KEY WORDS: amphotericin B, interspecies scaling, physiologically based pharmacokinetic model, tissue distribution
INTRODUCTION
Amphotericin B (AmB) is a polyene antibiotic that was discovered more than 50 years ago for treatment of systemic fungal and parasitic infections. An important clinical advantage of AmB is that only a few cases of resistance to this drug have been reported (1). Nephrotoxicity is a major side effect of AmB that usually requires discontinuation of the treatment. Several acute adverse reactions (fever, chilling, and rigor) might also necessitate slowing of the infusion rate. A deoxycholate micellar dispersion (Fungizone®) was the first available intravenous (IV) formulation of AmB. Other particulate formulations have been developed (e.g., liposomal AmBisome® and lipid complex Abelect®), which demonstrate similar efficacy and lower toxicity profiles. All currently available commercial formulations used in the clinic must be administered parenterally. The lack of an affordable oral delivery system, as well as high costs of the existing treatments, significantly limits AmB availability for patients especially in developing countries.
The amphiphilic nature of AmB results in a very low solubility, both in water (at physiological pH) and organic solvents (1). In addition, it has very low membrane permeability and falls into class IV of the Biopharmaceutical Classification System (2). Conventional formulations of AmB exhibit very low oral bioavailability; however, several promising reports have emerged for novel AmB oral delivery systems (3–5).
Despite its extensive clinical use, the relationship between the pharmacokinetics and the pharmacodynamics of AmB is not completely understood. In fact, no correlation between plasma AmB concentrations and drug response has been established (6,7). A variety of complexities in AmB disposition might complicate data analysis. The drug significantly binds to albumin, α1-acid glycoprotein and lipoproteins, with unusual nonlinear binding behavior reported in humans (8). No metabolic pathway has been identified for AmB (9), and biliary and metabolic clearances only account for 3–40% of total elimination, which is species dependent (10). AmB shows significant tissue distribution and prolonged tissue storage as evidenced by a high volume of distribution, slow rates of transfer from a peripheral compartment in comparison to rate of transfer to the peripheral compartment, as well as high tissue concentrations relative to plasma (11). The distribution of AmB is highly dependent on pharmaceutical formulation (3,12,13), and disease status may also influence the degree of accumulation of AmB in tissues (14).

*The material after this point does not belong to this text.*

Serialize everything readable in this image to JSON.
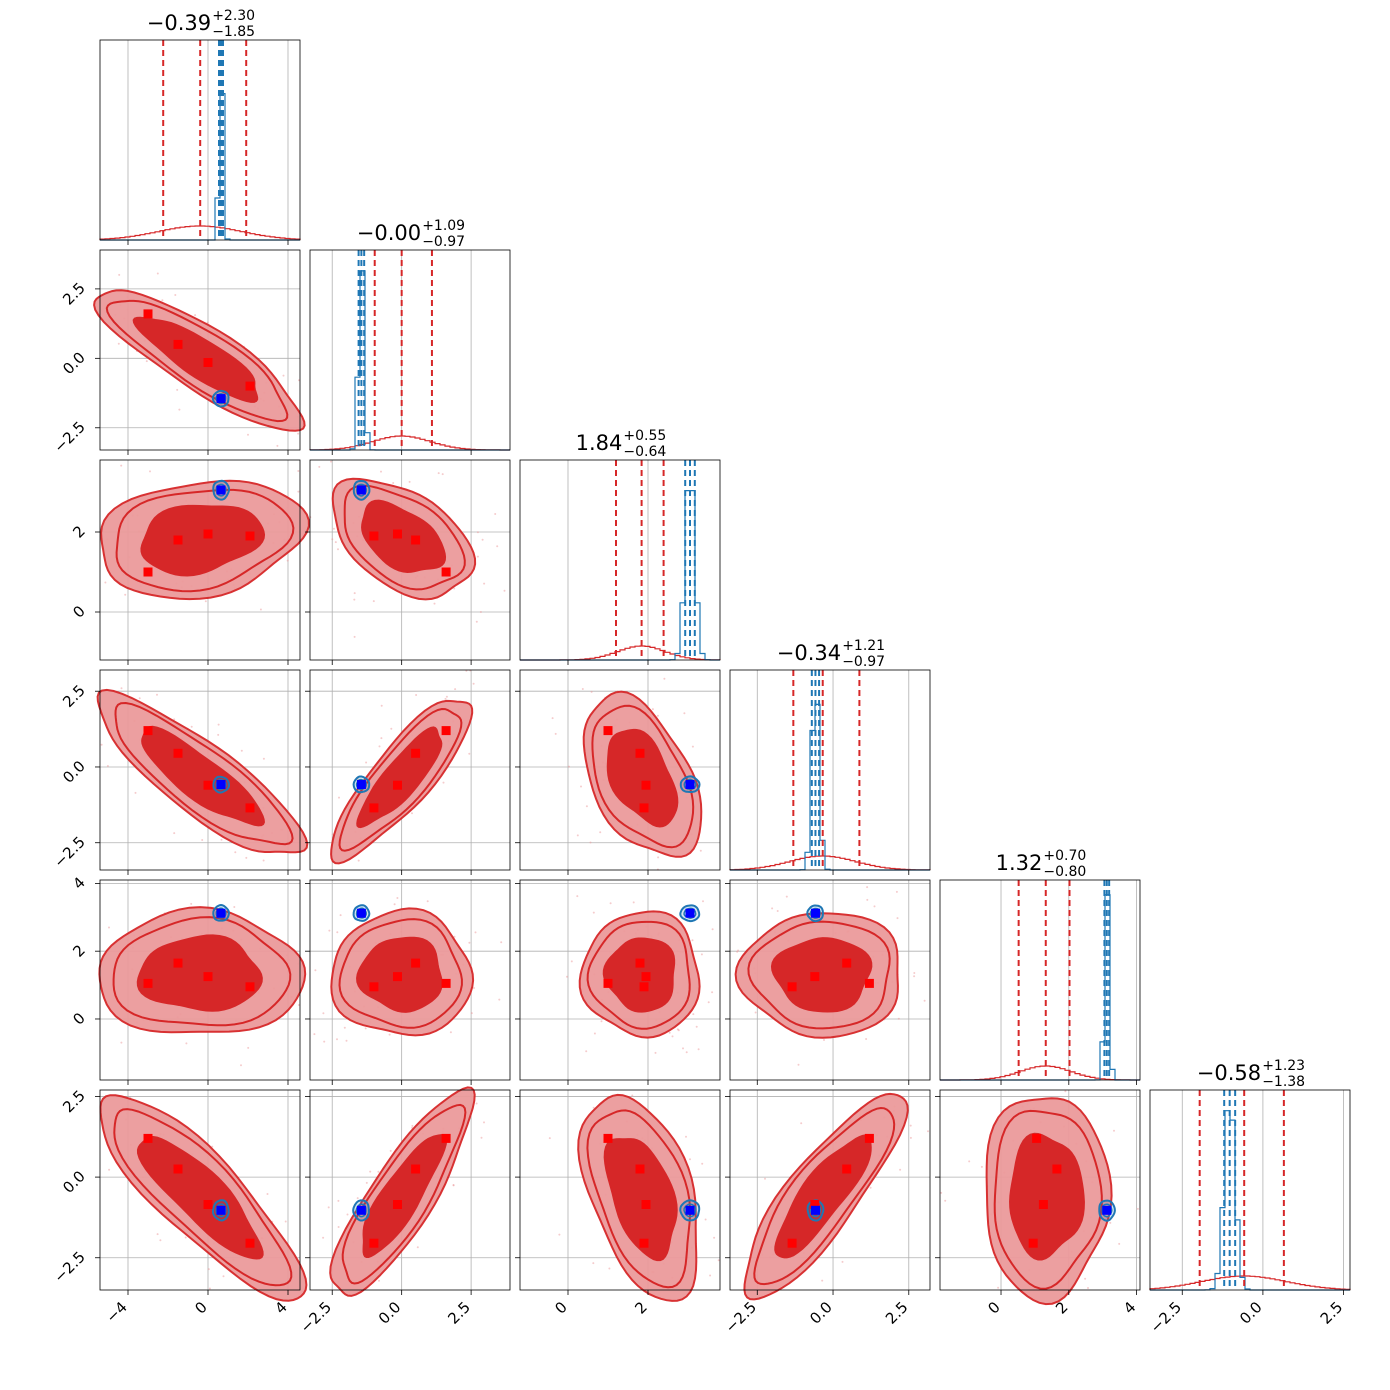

The interest in developing physiologically based pharmacokinetic (PBPK) models is growing as they provide a more mechanistic approach for studying drug disposition and predicting human pharmacokinetics from preclinical research (15). This type of model may also allow for incorporating disease-related changes in physiology and assessment of their effects on drug distribution. We hypothesize that the development of a PBPK model can improve understanding of AmB pharmacokinetics and pharmacodynamics, may be utilized for evaluating therapy with existing AmB formulations, and guide development of novel formulations and routes of administration.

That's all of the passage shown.